College Choices: Celebrating the Roads Less Traveled


Cartoon by Emily Chin

The age-old question of “what are you going to do after high school” is starting to take on more weight as tuition prices skyrocket and admission rates to top schools plummet.

With the price of a public college education having risen by 33 percent in the past decade, as revealed by the National Center for Education Statistics, students are starting to take unconventional postsecondary educational routes into consideration. Trade schools, community college and gap years are becoming less of a taboo and often present themselves as appealing options due to their affordability and the personalized experiences they offer.

Private and public colleges are only getting more and more expensive as the years go by, but community colleges continue to be an affordable education pathway. Two years of community college costs $3,440 on average compared to four-year state schools, which cost an average of $9,410 or private universities which have an average cost of $32,410 as stated by the College Board public community.

“College debt” has become a buzzword in most media outlets, with more and more young Americans crippled by the cost of a diploma they may have received a decade ago. According to the College Board, college graduates have an average debt of  $30,100, turning more affordable options into possible solutions to this growing issue.

Another path that is available to all students is to help Uncle Sam and join the military. According to Military Advantage, the military offers specialty training such as cash bonuses, family health and dental care, tax-free housing and other substantial discounts.

While community college and the military are not for everyone, they offer quality educational experiences at a fraction of the cost of public and private institutions.

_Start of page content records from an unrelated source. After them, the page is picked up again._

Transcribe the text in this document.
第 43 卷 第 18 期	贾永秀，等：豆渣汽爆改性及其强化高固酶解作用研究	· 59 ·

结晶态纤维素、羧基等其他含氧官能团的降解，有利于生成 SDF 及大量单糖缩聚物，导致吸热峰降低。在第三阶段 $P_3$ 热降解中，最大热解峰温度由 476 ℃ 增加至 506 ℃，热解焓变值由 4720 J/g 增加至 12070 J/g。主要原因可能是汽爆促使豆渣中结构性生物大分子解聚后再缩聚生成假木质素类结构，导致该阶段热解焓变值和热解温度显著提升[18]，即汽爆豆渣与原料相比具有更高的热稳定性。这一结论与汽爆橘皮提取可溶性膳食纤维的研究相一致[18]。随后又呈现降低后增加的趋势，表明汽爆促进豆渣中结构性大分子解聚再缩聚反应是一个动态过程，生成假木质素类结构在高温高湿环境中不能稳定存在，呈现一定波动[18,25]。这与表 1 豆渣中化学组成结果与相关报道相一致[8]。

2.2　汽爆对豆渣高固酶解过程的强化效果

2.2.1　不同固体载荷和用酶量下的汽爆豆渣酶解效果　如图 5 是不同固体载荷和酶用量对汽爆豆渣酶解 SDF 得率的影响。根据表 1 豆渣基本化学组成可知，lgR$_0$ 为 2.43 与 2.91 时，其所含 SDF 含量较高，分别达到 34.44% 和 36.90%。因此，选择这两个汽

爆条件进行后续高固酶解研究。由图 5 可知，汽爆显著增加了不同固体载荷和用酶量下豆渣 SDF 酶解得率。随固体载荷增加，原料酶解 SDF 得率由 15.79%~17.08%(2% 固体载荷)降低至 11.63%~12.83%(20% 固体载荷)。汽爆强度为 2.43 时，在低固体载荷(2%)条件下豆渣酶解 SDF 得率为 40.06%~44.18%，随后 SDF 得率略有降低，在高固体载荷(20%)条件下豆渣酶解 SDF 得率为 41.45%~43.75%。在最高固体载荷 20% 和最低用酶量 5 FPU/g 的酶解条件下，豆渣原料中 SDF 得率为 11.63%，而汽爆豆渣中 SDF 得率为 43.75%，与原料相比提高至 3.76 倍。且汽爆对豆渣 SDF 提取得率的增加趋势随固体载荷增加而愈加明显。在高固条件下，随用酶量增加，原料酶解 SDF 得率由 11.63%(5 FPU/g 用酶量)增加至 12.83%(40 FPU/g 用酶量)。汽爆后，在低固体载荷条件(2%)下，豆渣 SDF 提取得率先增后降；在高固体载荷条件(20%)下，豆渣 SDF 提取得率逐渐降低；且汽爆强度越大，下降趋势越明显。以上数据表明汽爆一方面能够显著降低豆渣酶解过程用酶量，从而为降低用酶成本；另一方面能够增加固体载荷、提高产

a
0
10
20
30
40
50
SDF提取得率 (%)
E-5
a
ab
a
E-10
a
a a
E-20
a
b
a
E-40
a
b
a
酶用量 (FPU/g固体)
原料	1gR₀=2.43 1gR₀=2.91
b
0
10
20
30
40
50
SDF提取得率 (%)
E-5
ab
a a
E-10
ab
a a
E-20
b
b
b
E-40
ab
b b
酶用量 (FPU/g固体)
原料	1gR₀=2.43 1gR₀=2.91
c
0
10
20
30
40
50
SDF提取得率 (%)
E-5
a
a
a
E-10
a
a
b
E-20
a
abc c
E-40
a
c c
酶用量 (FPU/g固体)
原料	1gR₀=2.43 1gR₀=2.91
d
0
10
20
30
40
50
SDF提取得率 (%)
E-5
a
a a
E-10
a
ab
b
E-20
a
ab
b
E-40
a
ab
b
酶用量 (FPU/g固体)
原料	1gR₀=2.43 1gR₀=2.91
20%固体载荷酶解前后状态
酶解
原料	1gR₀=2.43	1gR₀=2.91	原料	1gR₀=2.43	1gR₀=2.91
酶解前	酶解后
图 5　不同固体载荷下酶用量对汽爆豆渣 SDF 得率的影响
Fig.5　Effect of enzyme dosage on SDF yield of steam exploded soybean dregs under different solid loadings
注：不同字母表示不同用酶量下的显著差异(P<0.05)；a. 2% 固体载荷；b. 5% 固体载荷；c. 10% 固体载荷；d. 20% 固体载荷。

In 2015, the Gap Year Association showed that a growing number of students are embarking on gap years, in which they take a year between high school and college to grow personally, travel or prepare for a future career. Once in a lifetime experiences such as traveling to distant countries, getting an internship or volunteering are a few ways that students choose to spend their year.

Taking a gap year after high school not only encourages students to explore their interests, but grants time for students to grow and mature as they enter into adulthood. In addition, students are given the opportunity to reflect on their personal career goals.

Data from the National Alumni Survey 2015 Report revealed that 98 percent of the students who took a gap year reflected upon it as helping them develop and allowed time for personal reflections.

In a Gallup study from 2016, it was shown that less than a third of of 100 million full-time employees in the US are engaged at work and are “involved in, enthusiastic about and committed to their work and workplace.”

By exploring alternative options such as joining the military, taking classes at a local community college or even starting a business, these personalized educational experiences can lead to career choices that allow one’s passions to flourish.